My own story sits within that wider journey. I left Fermanagh in the 1980s, moving to London in search of work and a better quality of life. It was a time of change and discovery - exciting, challenging, and sometimes lonely. London opened my eyes to new ways of seeing and living, but it also deepened my connection to the quiet fields and rhythms I had grown up with. In 1997, I came home to Fermanagh to raise my daughter, bringing with me all the layers of that experience - the mix of belonging and displacement, and of being shaped by two very different worlds.
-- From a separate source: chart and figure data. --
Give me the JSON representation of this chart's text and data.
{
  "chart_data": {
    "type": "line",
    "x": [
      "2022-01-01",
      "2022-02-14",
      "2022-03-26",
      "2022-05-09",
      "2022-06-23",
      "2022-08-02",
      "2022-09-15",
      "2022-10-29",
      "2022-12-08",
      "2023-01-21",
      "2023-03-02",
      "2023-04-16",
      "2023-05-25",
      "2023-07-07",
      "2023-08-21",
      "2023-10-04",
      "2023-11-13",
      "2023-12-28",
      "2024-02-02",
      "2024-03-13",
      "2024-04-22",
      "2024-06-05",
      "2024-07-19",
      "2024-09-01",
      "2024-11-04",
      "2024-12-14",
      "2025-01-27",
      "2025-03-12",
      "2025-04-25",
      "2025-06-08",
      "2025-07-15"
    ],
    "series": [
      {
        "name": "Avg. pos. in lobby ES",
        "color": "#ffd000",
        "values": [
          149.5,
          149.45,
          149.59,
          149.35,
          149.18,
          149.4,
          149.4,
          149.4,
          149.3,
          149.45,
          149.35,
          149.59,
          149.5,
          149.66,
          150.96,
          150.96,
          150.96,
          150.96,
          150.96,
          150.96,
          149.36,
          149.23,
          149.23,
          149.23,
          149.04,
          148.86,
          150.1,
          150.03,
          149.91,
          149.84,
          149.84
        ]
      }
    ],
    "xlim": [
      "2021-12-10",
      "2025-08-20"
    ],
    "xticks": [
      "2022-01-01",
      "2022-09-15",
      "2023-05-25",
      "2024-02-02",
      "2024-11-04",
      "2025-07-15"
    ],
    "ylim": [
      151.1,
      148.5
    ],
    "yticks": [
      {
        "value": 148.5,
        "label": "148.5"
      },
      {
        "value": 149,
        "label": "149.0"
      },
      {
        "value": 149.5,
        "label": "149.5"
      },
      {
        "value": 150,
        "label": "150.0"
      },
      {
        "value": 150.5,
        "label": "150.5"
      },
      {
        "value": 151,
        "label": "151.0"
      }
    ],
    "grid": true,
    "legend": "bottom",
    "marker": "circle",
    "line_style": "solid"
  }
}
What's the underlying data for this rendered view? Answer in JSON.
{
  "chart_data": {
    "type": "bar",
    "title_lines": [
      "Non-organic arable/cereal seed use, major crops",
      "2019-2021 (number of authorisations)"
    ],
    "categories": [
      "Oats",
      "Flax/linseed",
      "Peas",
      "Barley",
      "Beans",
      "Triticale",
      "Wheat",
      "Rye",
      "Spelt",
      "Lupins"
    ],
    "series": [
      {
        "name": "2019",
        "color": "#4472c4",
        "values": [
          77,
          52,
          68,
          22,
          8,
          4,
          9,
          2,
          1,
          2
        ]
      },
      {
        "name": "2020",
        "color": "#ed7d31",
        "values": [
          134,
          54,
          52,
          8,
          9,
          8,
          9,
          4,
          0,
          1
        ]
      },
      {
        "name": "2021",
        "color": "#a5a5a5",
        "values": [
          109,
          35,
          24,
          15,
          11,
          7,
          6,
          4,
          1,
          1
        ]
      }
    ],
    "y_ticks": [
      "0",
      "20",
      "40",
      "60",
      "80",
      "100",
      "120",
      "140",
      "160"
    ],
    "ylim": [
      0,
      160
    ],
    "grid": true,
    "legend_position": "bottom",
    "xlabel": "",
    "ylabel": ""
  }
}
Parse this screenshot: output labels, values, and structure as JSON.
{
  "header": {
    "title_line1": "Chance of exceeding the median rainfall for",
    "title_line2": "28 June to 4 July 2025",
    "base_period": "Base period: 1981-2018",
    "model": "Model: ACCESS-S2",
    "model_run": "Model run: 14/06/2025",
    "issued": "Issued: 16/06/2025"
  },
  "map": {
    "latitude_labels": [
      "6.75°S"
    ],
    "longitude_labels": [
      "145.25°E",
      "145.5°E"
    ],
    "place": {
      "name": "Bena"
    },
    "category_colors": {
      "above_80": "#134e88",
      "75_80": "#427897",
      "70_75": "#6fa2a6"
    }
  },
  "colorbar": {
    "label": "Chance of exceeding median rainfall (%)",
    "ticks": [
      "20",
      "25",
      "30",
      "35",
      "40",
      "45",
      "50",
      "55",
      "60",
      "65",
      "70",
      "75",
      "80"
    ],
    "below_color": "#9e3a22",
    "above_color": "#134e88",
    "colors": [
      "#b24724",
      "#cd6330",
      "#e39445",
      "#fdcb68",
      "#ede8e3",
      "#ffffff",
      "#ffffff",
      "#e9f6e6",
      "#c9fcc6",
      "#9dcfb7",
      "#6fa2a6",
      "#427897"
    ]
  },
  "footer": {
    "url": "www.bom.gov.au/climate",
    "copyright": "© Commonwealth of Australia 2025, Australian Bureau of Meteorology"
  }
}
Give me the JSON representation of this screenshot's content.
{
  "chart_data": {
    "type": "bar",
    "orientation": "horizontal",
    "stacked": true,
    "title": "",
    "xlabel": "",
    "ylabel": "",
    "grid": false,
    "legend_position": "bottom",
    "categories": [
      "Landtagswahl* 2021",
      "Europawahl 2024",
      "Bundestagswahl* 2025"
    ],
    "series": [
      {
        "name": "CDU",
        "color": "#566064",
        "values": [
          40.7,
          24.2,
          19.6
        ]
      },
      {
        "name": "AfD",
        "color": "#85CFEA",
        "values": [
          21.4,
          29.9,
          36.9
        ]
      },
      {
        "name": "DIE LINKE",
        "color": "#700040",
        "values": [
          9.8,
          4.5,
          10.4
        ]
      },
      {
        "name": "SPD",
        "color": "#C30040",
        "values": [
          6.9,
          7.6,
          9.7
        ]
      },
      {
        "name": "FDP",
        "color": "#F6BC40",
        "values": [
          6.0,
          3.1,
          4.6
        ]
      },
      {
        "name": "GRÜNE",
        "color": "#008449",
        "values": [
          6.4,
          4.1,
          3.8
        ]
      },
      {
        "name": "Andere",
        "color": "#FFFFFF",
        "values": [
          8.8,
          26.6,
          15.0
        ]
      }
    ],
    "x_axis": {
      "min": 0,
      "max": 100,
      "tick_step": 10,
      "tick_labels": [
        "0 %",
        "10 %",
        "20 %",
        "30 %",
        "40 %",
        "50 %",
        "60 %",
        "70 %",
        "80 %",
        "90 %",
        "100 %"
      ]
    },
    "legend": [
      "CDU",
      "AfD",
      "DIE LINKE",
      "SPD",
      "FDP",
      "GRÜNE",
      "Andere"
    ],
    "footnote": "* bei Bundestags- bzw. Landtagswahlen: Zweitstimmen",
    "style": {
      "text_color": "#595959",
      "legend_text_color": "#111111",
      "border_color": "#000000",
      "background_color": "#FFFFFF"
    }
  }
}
One inspiration for the series was my relationship with my grandfather Harry, who was a blacksmith. The many hours I spent watching him work left a deep impression on me. His forge was a source of comfort and security for my young self, as well as being a place of magical transformation, where both matter and imagination were shaped. Several of the paintings in this series draw directly from Harry’s world: the forge, his tools, and his craft - which, as a teenage apprentice, he had to leave the family farm to learn. Before I left Ireland for London my grandfather had retired and, by the time I returned, he had passed away, and the forge was gone.
The past and present, the physical and the emotional, the abstract and the real, balance somewhere between two extremes. It is in that space that my work lies, in that in-between place where life really happens; where stories, like mine and my grandfather’s, continue to unfold.